Global miners have generated 90% of all obtainable bitcoin, according to figures revealed by a blockchain data tracker on Monday. That means 18.89 million bitcoins have been mined so far of a maximum total of 21 million.
The first bitcoins ever were mined back in January 2009, and it took around 12 years to reach the latest milestone. However, the remaining supply is expected to be mined only by February 2140, Blockchain.com reports, citing network activity estimates and bitcoin’s halving schedules.
The price of the world’s first digital asset has clearly reflected the increasing supply over the past 12 years, as demand for newer bitcoins kept heating up. The cryptocurrency was trading at less than $0.10 when 10% of the entire supply got to the open markets in early 2010. It surged to more than $7.50 when 50% of the supply was mined in December 2012.
The cryptocurrency was trading at $48,746 as of 10:06am GMT on Monday, having dropped more than 28% from its peak of $69,000 reached earlier this year, according to data tracked by Coindesk.
The process of creating bitcoin, or so-called mining, is performed using sophisticated hardware that solves millions of extremely complex computational tasks on the bitcoin network each second. Participants of the process, who provide their computing resources and hardware, receive bitcoin as ‘rewards’, and are commonly called miners.
Miners currently receive 6.25 bitcoin for each block they manage to mine, which would reportedly drop to 3.125 bitcoin after the next halving in 2024.

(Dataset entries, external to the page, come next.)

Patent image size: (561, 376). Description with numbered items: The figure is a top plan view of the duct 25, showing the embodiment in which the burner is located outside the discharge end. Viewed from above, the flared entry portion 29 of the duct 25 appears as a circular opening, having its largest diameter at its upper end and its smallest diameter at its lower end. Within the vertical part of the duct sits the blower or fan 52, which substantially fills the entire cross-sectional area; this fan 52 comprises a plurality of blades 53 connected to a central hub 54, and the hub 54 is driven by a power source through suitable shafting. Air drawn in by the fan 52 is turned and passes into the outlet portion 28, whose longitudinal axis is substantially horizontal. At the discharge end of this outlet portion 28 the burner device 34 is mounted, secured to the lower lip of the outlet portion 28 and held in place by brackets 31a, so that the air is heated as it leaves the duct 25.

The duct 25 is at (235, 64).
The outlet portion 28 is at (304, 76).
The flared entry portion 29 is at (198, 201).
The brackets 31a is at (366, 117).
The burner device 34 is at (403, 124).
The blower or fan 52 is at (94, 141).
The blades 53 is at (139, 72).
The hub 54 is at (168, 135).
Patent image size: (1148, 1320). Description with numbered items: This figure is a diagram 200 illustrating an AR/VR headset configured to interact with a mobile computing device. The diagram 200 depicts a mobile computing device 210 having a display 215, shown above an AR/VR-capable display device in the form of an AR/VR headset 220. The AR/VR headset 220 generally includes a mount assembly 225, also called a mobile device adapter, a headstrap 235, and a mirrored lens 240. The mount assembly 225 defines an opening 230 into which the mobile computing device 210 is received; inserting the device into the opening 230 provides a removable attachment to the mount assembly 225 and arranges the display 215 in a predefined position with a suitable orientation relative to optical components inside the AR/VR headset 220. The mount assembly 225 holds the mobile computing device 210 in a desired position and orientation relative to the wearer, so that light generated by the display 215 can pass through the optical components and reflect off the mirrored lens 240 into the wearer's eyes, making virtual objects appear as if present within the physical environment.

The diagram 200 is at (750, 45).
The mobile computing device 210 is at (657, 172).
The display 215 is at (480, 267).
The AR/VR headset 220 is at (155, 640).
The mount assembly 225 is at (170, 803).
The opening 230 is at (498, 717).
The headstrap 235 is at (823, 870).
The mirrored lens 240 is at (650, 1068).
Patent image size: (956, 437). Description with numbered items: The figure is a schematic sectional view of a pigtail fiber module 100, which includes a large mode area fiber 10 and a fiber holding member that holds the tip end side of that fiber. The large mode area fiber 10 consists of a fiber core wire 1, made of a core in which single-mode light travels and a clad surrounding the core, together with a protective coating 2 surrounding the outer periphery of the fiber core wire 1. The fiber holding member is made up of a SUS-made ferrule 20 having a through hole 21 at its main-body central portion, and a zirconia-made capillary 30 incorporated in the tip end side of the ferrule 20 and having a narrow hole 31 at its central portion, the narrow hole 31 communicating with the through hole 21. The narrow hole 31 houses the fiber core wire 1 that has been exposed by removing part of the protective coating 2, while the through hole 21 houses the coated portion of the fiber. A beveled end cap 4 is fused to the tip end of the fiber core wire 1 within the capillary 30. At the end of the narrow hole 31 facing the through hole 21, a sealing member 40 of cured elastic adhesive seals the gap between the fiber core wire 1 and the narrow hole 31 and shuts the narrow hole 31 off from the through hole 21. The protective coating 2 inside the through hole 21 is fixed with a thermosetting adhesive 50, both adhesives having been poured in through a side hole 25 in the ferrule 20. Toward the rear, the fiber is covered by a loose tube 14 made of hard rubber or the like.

However, not all of the 21 million tokens are expected to be available on the open market. Some 3.7 million bitcoins have reportedly been ‘lost’ for various reasons, including the loss of private keys or the deaths of owners, according to estimates by analysts at Chainalysis. Another million bitcoins are reportedly held by the mysterious creator of the cryptocurrency, whose pseudonym is Satoshi Nakamoto.